Aviator

Aviator couvre près de vingt ans de la vie tumultueuse d’Howard Hughes, industriel, milliardaire, casse-cou, pionnier de l’aviation civile, inventeur, producteur, réalisateur, directeur de studio et séducteur insatiable. Cet excentrique et flamboyant aventurier devint un leader de l’industrie aéronautique en même temps qu’une figure mythique, auréolée de glamour et de mystère.
Le voilà le nouveau Scorsese… Deux ans après le plutôt moyen Gangs of New York, Scorsese retrouve Di Caprio et lui offre son plus grand rôle à ce jour.
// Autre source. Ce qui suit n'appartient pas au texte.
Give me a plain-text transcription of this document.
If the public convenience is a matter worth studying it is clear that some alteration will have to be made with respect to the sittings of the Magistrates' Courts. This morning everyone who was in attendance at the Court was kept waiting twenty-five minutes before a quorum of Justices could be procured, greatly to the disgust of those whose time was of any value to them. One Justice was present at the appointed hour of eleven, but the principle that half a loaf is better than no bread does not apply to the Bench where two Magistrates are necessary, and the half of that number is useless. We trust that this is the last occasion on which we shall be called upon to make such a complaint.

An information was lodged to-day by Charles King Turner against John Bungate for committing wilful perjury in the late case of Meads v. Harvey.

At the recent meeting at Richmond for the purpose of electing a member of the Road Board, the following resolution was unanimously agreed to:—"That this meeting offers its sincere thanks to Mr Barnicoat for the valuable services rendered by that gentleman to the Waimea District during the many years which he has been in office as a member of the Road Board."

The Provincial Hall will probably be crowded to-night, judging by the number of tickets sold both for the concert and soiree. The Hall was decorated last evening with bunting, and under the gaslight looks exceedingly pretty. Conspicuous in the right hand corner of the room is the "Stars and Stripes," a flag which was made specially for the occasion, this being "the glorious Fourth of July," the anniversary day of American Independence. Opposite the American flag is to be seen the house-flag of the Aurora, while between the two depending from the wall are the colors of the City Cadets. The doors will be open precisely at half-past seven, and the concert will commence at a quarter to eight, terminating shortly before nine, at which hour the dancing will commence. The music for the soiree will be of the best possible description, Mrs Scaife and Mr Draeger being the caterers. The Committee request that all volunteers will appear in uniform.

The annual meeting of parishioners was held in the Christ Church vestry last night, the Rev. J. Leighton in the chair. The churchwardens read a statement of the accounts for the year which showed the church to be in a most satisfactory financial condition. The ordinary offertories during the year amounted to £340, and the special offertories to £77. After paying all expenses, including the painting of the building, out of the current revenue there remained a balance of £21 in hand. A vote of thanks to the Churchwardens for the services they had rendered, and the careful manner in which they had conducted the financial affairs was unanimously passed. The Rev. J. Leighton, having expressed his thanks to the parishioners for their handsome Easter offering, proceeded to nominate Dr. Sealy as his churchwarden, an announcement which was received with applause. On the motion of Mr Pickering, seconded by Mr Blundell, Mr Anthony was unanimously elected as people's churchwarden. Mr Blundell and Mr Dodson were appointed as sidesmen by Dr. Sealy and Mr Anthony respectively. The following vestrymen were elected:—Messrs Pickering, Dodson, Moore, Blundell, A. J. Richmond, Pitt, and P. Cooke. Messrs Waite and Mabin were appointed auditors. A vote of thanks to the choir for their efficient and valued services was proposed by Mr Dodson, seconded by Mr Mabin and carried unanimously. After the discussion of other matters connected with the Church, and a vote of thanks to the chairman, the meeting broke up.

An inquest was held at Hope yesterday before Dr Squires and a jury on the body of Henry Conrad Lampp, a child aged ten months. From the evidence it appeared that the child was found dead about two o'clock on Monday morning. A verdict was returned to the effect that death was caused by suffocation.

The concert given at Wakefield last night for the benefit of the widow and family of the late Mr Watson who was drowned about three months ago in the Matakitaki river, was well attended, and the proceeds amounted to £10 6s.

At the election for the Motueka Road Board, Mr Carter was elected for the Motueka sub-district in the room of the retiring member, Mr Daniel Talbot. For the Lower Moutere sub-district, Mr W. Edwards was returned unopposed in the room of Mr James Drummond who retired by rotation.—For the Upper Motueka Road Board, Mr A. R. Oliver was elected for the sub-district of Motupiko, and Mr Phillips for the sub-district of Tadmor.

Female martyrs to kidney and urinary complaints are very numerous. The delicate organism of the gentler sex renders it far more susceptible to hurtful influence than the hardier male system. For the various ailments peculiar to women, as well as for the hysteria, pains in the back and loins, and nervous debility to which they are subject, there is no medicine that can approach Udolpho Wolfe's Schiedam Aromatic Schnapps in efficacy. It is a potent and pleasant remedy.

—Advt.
Le film, malgré ses 2h45, est d’une fluidité incroyable et on ne s’ennuie pas une seconde. Comme toujours chez le réalisateur des Affranchis, son talent de narrateur fait mouche. D’un personnage somme toute complexe, torturé et riche, il en ressort une histoire d’une magistrale limpidité tout sauf confuse. Howard Hugues est un personnage typiquement Scorsesien, forcément intéressant à comprendre, un personnage sujet à des troubles comportementaux qui se manifestent sous la forme d’une peur des virus où une simple poignet de mains devient une épreuve. Une peur qui se transformera en folie. Une folie que le réalisateur semble attribuer à sa mère montrant cette dernière le mettre en garde face aux épidémies qui parcourent le monde. Une folie qui ne fera que s’aggraver au fil du temps jusqu’à l’isoler totalement. Cette dégénérescence mentale est symbolisée à l’écran par les crashs aériens (magnifiquement reproduits) de Howard lors d’essais de vitesse… Des crashs dont il ressort physiquement amoindris mais mentalement plus fort, plus déterminé que jamais à aller au bout de ces convictions.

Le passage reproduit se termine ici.